2-2 – Moyen Âge

La fête des fous

Le calendrier liturgique chrétien a trouvé sa légitimité auprès de son peuple, à la suite du Concile de Nicée, en 325, harmonisant les dates de célébration de Pâques, en inventant un dispositif permettant de caler le calendrier chrétien sur le temps du paganisme européen.

Pâques devait devenir le cœur du dispositif religieux du Moyen Âge et fixait alors toutes les autres dates de la liturgie chrétienne, dont Carême et carnaval.

Au IVe siècle, l’Église chrétienne a fixé le début de son calendrier liturgique à Noël, à la naissance de Jésus-Christ. Une période de douze jours, entre Noël et l’Épiphanie, assure la jonction entre l’ancienne et la nouvelle année civile chrétienne.

La fête des Fous médiévale était célébrée dans cette période, où le temps s’inverse, entre le 25 décembre et le 6 janvier 229 .

Organisée à l’intérieur des églises et cathédrales 230 , la fête des Fous est tout d’abord une période où la hiérarchie cléricale s’inverse : les sous-diacres prennent la place des hauts dignitaires pour danser, professer des sermons grossiers et obscènes et chanter des cantiques à double sens ; les prêtres se déguisent en femme, les évêques et archevêques se défont de leurs attributs dans un jeu burlesque, les enfants de choeur chassent les prêtres, donnent des ordres dérisoires, lancent des malédictions à la place des bénédictions, ordonnent des processions et touchent des redevances.

Le jour de la fête des fous, on élisait le Roi ou encore le Pape des fous. Pour être élu, il s’agissait de passer sa tête dans un trou et de faire la plus laide grimace. Le Roi des Fous – celui donc qui réalisait cette horrible grimace – était promené, déguisé en évêque, monté sur un âne, et portait la mitre et le bonnet de fous de cour 231 .

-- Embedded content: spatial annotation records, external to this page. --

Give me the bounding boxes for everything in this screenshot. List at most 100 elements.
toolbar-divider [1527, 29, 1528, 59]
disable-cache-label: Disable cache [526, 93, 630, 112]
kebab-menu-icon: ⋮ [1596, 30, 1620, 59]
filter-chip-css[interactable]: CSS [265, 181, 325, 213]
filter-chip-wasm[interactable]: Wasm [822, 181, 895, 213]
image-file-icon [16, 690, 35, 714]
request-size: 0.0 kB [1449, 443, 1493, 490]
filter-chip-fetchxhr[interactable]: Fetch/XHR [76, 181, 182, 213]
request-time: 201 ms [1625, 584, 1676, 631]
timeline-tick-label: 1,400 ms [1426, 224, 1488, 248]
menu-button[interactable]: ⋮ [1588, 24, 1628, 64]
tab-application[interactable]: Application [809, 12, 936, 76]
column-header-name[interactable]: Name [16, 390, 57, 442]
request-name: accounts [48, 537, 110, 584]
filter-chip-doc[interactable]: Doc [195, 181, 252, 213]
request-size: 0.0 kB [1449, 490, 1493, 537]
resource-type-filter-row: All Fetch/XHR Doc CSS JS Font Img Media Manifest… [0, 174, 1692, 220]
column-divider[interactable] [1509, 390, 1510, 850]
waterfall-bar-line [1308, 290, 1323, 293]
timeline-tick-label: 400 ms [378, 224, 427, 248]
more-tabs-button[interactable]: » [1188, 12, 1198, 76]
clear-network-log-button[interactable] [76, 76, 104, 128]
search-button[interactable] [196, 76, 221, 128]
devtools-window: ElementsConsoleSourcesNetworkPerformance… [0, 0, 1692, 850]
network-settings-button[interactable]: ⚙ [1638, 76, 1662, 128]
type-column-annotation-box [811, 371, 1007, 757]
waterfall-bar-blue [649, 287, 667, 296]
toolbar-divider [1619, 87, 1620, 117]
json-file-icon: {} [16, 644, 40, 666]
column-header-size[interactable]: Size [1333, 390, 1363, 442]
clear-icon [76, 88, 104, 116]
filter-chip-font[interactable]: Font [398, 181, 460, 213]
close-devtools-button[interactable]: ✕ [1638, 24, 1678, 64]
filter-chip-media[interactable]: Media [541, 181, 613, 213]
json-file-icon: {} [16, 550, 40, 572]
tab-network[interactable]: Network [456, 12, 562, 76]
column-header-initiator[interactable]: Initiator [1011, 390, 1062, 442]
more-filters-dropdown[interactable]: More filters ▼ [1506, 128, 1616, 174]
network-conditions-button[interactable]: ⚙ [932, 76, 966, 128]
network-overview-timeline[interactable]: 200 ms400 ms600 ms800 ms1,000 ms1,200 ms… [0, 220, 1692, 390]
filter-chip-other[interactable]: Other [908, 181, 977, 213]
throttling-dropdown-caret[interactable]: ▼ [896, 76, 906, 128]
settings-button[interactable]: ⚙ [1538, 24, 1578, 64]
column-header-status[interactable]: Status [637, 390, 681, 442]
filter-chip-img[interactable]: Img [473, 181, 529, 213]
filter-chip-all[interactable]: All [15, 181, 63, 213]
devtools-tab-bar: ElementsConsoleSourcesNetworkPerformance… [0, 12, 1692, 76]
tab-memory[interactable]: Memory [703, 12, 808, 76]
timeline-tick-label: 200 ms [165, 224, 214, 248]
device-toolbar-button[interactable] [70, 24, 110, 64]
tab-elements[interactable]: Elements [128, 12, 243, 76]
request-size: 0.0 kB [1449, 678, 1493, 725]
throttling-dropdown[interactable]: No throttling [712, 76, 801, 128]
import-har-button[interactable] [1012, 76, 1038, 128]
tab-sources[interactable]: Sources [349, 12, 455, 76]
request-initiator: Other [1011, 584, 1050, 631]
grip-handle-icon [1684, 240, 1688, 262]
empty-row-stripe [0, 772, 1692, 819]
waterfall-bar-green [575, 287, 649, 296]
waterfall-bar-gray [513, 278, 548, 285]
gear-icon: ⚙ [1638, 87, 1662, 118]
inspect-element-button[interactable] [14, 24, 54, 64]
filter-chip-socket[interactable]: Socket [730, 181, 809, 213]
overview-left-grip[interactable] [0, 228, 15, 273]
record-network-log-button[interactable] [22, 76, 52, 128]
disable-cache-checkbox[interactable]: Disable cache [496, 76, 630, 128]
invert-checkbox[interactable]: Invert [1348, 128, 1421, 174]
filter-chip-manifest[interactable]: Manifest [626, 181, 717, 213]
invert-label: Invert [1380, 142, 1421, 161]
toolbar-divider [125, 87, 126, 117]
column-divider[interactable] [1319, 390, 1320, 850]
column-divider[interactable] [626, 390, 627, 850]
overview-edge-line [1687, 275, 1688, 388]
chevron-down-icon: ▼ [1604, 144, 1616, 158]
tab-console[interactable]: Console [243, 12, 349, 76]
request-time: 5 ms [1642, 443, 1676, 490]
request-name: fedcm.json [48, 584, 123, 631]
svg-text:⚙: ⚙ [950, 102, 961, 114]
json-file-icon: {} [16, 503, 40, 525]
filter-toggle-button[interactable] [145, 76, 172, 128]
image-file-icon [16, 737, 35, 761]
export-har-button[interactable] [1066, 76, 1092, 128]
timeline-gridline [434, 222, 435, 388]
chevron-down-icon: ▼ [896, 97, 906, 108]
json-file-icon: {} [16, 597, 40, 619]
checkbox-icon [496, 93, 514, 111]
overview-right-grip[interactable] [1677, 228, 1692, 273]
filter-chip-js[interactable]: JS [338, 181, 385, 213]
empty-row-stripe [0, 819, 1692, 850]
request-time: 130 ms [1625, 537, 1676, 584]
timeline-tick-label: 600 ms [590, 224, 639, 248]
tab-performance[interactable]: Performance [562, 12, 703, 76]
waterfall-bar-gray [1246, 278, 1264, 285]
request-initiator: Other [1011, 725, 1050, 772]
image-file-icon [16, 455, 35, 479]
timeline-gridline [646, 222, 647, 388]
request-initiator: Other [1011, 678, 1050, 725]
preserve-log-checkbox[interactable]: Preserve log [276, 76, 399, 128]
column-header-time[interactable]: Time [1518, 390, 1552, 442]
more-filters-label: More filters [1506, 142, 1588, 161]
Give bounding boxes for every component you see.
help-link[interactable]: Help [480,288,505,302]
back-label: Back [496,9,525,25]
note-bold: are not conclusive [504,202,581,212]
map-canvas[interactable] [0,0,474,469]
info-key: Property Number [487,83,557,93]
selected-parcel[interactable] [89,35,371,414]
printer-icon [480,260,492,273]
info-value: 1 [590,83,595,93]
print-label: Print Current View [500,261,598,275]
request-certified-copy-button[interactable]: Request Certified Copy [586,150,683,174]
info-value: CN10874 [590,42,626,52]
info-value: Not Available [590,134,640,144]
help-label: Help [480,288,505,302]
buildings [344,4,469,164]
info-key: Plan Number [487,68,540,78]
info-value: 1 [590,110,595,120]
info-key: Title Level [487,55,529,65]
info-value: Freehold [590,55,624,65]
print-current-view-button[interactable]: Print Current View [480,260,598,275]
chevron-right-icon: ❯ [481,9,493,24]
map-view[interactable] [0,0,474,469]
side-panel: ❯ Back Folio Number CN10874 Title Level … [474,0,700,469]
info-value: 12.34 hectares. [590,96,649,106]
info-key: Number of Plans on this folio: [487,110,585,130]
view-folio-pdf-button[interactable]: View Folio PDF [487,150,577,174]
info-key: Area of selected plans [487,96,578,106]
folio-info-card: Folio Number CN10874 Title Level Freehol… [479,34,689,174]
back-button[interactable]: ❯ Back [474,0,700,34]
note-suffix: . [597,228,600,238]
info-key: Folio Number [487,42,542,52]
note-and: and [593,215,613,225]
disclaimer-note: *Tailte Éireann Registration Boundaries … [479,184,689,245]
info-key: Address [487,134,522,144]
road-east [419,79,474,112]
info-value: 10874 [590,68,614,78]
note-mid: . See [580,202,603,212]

Une procession du clergé se rendait chez lui pour le conduire solennellement à l’église ou à la cathédrale. L’office pouvait débuter lorsque celui-ci s’asseyait sur le siège épiscopal après être entré dans l’édifice à l’envers sur un âne 232 .

L’office était totalement célébré à l’envers de façon méthodique, les gestes du cérémonial habituel étaient soigneusement inversés : la droite prenait la place de la gauche, le haut remplaçait le bas, la puanteur des vielles semelles se substituait à l’encens, les acteurs se couchaient le matin et se levaient le soir. La saleté, la grossièreté et l’obscénité étaient de rigueur. On y jouait souvent aux cartes et aux dés.

Jean-Baptiste Thiers, l’un des premiers observateurs de ces fêtes, cité par Jacques Heers, décrit : « Les ecclésiastiques se faisaient autrefois un mérite devant Dieu et devant les hommes de danser dans les églises le jour de la Nativité de Notre-Seigneur, le jour de la Saint-Étienne [26 décembre], le jour de Saint-Jean l’évangéliste [27 décembre] et le jour de la circoncision [premier janvier] ou de l’Épiphanie [6 janvier] 233 . »

Mais, au lieu de rester confinés dans l’enceinte de l’église ou de la cathédrale, ces jeux d’inversion se propagent en ville sous forme de cortège masqué. Ces rituels échappent peu à peu à la scène liturgique et le peuple – profane – s’associe au cortège d’autant plus facilement que quelques fêtes masquées populaires prennent un essor certain dans l’ombre du christianisme et de sa fête des Fous.

Ces parades de rue connaissent un immense succès dès le XIIIe siècle.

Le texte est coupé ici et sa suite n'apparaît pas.